After the launch of the joint military operation against Iran on February 28, military experts competed in superlatives to praise the bond between the two militaries. Operationally, they shared Iranian airspace to bomb as many targets as possible. In response to Tehran’s retaliation, which involved more than 600 missiles fired at Israel, the US activated its air defense systems. Israelis saw this as integration; Vance sharply reminded them on Thursday that it was, first and foremost, dependence: “Over the last three months, two-thirds of the defensive weapons that have protected your homeland have been built by American hands and paid for by American tax dollars.”
Difficult situation
Iran suffered considerable damage but did not yield. Its strategy worked, especially in recent weeks: by pushing Israel to respond to Hezbollah’s attacks by bombing Beirut, and thus jeopardizing ongoing negotiations, Iran drove a wedge into the historic alliance between Americans and Israelis. As a result, Netanyahu faces a difficult situation on the Lebanese front, where his army occupies a zone about 10 kilometers deep along the entire border.
The deal signed between the US and Iran, from which Netanyahu was completely excluded, calls for a halt to hostilities and respect for Lebanon’s territorial integrity. For now, this remains wishful thinking: the ceasefire has never been implemented. Thursday night saw particularly violent clashes, with four Israelis killed and at least 25 people killed by bombings in Lebanon, which led to the cancellation of talks scheduled for Friday in Switzerland between Iran and the US.

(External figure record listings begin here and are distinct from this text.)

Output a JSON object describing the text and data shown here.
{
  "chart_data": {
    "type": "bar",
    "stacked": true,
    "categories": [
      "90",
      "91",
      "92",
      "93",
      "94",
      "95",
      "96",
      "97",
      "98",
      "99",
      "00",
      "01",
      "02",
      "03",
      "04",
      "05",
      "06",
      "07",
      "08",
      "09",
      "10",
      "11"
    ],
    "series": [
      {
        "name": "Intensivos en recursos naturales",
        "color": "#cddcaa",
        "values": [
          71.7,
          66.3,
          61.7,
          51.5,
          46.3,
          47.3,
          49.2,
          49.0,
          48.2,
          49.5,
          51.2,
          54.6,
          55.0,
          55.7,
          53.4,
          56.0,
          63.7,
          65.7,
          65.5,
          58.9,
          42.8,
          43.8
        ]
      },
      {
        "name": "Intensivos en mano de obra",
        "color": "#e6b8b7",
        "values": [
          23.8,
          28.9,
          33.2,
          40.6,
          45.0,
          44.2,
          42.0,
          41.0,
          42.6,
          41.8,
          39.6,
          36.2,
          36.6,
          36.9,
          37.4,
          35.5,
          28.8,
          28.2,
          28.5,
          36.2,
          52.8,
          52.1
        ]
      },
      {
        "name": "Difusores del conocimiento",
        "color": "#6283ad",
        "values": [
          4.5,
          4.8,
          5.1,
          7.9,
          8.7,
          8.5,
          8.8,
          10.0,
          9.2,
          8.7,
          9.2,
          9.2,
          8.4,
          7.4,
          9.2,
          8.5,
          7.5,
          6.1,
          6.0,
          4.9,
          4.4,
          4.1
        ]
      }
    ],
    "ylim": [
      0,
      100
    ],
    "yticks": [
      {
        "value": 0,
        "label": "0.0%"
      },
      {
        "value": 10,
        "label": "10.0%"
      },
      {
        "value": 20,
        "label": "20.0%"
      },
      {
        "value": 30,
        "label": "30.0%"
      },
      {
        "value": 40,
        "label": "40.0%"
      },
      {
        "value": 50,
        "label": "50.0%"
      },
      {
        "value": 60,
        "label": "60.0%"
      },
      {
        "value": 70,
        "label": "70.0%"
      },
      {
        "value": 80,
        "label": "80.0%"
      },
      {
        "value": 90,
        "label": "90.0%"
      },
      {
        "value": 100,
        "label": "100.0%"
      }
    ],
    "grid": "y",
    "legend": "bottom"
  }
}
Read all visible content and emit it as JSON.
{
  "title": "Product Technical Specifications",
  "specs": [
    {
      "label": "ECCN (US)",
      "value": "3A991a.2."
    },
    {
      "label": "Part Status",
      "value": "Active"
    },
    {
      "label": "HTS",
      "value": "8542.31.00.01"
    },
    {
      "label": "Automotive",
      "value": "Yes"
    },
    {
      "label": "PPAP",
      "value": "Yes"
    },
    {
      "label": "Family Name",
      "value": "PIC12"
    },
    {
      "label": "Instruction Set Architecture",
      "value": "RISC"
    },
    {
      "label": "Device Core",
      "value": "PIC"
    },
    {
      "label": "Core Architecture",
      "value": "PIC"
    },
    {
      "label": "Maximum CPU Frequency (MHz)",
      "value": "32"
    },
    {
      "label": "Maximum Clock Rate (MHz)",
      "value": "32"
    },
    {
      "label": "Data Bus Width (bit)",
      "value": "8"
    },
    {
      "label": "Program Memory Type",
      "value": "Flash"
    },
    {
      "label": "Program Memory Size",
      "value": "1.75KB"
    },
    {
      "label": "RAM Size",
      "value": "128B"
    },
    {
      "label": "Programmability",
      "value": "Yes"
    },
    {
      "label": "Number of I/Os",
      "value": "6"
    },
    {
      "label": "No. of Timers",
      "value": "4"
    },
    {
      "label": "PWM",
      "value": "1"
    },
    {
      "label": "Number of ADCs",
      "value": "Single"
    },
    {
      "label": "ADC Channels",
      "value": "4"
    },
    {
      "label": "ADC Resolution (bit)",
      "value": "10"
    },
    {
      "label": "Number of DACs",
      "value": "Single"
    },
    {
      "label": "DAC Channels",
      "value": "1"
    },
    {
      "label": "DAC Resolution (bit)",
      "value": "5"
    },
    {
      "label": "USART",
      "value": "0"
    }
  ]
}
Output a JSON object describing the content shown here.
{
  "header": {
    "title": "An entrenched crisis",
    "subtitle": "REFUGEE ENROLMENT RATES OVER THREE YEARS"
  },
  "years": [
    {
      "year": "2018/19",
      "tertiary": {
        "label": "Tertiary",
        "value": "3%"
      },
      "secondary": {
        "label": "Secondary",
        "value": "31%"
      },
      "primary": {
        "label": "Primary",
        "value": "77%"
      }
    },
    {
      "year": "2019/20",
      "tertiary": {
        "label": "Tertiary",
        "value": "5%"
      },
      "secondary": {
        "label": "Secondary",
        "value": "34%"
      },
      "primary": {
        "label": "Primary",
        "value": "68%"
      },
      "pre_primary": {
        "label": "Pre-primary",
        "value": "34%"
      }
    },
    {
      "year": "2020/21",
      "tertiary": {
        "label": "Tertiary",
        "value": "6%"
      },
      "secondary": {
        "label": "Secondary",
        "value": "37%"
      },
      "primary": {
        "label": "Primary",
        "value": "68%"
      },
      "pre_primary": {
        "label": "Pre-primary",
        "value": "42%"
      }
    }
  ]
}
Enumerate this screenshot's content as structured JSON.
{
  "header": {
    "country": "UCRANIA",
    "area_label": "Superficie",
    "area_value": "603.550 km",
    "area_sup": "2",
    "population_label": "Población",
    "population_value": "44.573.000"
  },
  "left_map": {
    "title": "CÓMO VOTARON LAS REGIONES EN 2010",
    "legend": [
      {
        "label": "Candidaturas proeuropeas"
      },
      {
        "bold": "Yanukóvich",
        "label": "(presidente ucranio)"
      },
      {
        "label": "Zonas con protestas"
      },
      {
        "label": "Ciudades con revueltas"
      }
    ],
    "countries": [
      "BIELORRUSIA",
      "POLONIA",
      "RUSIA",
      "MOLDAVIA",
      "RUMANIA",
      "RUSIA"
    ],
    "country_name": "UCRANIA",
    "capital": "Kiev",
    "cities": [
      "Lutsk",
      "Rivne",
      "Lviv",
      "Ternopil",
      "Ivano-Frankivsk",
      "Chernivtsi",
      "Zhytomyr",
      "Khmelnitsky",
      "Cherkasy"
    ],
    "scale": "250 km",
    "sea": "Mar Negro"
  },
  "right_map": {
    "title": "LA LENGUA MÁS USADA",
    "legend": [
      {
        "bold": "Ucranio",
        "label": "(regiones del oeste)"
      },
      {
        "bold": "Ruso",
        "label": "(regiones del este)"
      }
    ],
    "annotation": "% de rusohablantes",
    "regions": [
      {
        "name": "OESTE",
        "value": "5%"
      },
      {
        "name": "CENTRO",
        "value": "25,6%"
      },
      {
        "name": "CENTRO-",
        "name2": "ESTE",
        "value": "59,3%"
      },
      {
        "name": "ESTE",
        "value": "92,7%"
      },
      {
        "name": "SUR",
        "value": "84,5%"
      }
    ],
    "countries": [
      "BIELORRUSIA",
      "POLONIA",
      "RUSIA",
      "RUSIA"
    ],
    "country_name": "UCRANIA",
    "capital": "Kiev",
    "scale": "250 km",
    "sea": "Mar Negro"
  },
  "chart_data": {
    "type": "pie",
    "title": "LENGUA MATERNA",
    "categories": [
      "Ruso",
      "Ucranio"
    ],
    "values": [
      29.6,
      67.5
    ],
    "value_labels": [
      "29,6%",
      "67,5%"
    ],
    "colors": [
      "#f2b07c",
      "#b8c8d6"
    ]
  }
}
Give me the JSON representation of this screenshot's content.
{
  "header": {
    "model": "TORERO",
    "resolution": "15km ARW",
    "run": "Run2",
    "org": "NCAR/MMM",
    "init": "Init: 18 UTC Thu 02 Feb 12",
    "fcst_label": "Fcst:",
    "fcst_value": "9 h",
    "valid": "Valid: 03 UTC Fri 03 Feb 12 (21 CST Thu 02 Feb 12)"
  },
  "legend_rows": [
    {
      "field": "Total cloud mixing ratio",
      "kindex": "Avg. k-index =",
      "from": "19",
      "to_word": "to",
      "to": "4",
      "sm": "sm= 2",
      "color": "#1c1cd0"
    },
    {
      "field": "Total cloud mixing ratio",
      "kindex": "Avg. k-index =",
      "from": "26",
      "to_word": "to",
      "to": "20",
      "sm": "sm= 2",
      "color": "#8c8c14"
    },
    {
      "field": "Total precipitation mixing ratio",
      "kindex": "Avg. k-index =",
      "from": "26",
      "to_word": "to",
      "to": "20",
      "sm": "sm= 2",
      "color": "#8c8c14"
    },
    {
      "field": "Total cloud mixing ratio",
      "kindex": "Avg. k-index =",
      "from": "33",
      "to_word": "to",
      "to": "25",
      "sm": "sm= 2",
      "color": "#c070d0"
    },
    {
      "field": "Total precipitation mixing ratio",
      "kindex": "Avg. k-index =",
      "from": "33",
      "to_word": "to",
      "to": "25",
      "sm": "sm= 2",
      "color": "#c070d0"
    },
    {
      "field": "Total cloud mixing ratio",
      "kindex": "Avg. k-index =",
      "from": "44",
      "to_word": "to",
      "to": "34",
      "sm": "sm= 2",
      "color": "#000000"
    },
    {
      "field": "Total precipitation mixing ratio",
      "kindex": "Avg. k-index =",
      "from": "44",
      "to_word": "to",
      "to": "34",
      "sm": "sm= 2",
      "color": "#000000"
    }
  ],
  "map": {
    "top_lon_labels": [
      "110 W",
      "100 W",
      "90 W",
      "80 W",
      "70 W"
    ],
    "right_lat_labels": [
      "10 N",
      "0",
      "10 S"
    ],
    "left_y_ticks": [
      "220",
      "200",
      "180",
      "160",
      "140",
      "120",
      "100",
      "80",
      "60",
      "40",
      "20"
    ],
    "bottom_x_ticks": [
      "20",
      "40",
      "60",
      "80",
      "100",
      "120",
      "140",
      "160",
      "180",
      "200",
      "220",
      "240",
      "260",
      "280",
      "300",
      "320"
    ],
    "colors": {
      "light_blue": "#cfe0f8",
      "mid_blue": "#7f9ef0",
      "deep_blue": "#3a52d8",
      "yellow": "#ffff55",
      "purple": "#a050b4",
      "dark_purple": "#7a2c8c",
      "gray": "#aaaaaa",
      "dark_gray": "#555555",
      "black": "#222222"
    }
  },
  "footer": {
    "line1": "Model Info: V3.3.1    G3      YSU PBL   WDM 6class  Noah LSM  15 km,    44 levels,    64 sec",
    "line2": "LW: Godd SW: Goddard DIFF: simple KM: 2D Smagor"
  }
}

Netanyahu said he refused to withdraw his army from southern Lebanon “because this zone is the barrier between Hezbollah terrorists and our citizens and communities,” he explained. His electorate, whipped up for years by promises of “total victory,” would not forgive him. He’s meanwhile tried to calm tensions with US leaders, avoiding any public criticism. “The fight is not over, and other challenges await us. They require discernment, a determined defense of Israel’s security interests and, at the same time, preserving our vital relationship with our American friends, who have stood by us in this fight, a partnership we deeply appreciate,” Netanyahu said on Thursday, while inaugurating a highway segment in the West Bank designed to accelerate settlement expansion.
Vance’s words are illuminating to Israelis who refused to acknowledge the strategic dead end of all-out war. Israel has continued to isolate itself over the past two years, implicitly or explicitly dismissing criticism as a form of antisemitism. It lost the support of many political leaders who had expressed their outrage after the October 7 attacks. More seriously and lastingly, it lost public opinion, especially in Europe and the US. “Israel just met the America that comes after Trump,” summed up Zvika Klein, editor-in-chief of the English-language daily Jerusalem Post, on Friday morning.